Figure 3. PIPKIγ_i2 generation of phosphoinositides increases the nuclear accumulation of β-catenin

Hela cells grown on glass coverslips for 24 h were transiently transfected with empty vector (EV) or HA-tagged PIPKIγ_i2 or PIPKIγ_i2^KD where indicated. 24 h after transfection, cells were fixed and stained with anti-HA to monitor PIPKIγ expressing cells, anti-β-catenin and DAPI (pseudocolored red). All images were taken with a 60X objective.

Figure 4. PIPKIγ expression stimulates the phosphorylation of β-catenin at sites known to initiate nuclear translocation and transcriptional activation

Hela TETOFF cells stably expressing empty vector (EV) or HA-tagged PIPKIγ_i2 or PIPKIγ_i2^KD were maintained in DMEM+10%FBS+doxycycline. To initiate PIPKIγ_i2 expression, media was replaced with fresh media +/- dox. where indicated. 24 h later, whole cells lysates were prepared and probed with the antibodies mentioned.

Figure 5. PIPKIγ activates β-catenin upon growth factor stimulation

(A) β-catenin transcriptional activity was measured in Hela cells transiently transfected with empty vector (EV) or the HA-tagged PIPKI shown. 24 h after transfection, cells were serum starved and then left untreated (none) or stimulated with 1nM EGF, 50 ng/ml HGF or 2ng/ml TGF-β for 24 h where indicated followed by cell lysis to measure β-catenin activity (n≥3, error bars=std dev, * represents p ≤ 0.01). (B) Hela cells were serum starved and then left untreated (none) or stimulated with 1nM EGF for 2 h where indicated. Whole cells lysates (WCL) were prepared and probed with the antibodies shown. (C) Cells were treated as in (B). Following cell lysis, equal protein concentrations from none and EGF treated whole cell lysates were incubated with anti-β-catenin antibody. Immunoprecipitated β-catenin and co-IPed PIPKIγ were detected with specific antibodies. (D) Hela TET-off PIPKIγ_i2 cells were maintained in medium without doxycycline to induce PIPKIγ_i2 expression. Cells were serum starved and stimulated with 1nM EGF for 0, 1 or 3 h where indicated. Whole cells lysates (WCL) were prepared and probed with the antibodies shown. (E) Cells were treated as in (D). Following cell lysis, whole cell lysates of equal protein concentrations were incubated with anti-HA antibody. Immunoprecipitated HA-PIPKIγ_i2 and co-IP'd β-catenin were detected with specific antibodies. Hela TET-off cells transfected with the empty vector were used as a control during the IP.

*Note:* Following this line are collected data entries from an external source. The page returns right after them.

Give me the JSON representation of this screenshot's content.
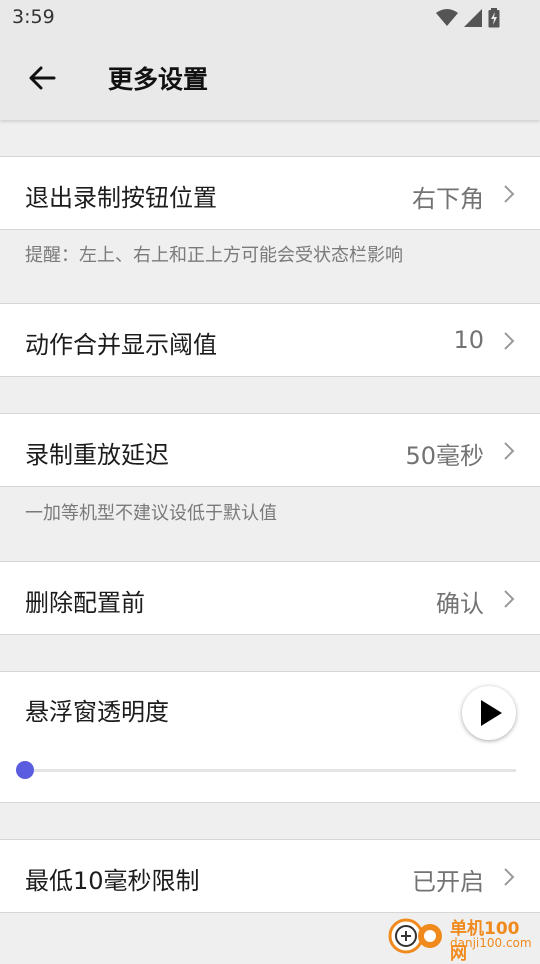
{
  "status_bar": {
    "time": "3:59",
    "icons": [
      "wifi-icon",
      "cell-signal-icon",
      "battery-charging-icon"
    ]
  },
  "app_bar": {
    "title": "更多设置",
    "back_icon": "arrow-left-icon"
  },
  "settings": {
    "exit_button_position": {
      "label": "退出录制按钮位置",
      "value": "右下角",
      "note": "提醒：左上、右上和正上方可能会受状态栏影响"
    },
    "merge_threshold": {
      "label": "动作合并显示阈值",
      "value": "10"
    },
    "replay_delay": {
      "label": "录制重放延迟",
      "value": "50毫秒",
      "note": "一加等机型不建议设低于默认值"
    },
    "confirm_before_delete": {
      "label": "删除配置前",
      "value": "确认"
    },
    "float_window_opacity": {
      "label": "悬浮窗透明度",
      "slider_value": 0
    },
    "min_10ms_limit": {
      "label": "最低10毫秒限制",
      "value": "已开启"
    }
  },
  "watermark": {
    "text": "单机100网",
    "url": "danji100.com"
  },
  "colors": {
    "accent": "#5a5de0",
    "background": "#efefef",
    "watermark": "#f08a1c"
  }
}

Figure 6. β-catenin is required for tumorigenic phenotypes associated with PIPKIγ expression

(A) β-catenin transcriptional activity was measured in MDA-MB-231 cells transiently transfected with empty vector (EV) or the HA-tagged PIPKI shown (* represents p-value ≤ 0.01; n≥3; error bars=std dev). (B) Hela cells were infected with lentivirus containing scrambled or PIPKIγ specific shRNA and cell proliferation monitored for 6 days post-infection. Western blot analysis revealed the efficiency of PIPKIγ knockdown 72 h post-infection. (C) Hela TET-OFF parental and PIPKIγ_i2 expressing cells were treated with control or β-catenin specific siRNA and cell proliferation monitored for 48 h post-transfection. Western blot analysis revealed knockdown efficiency. Shown are graphical representations of average (n=3) cell growth at each time point. Error bars=st dev.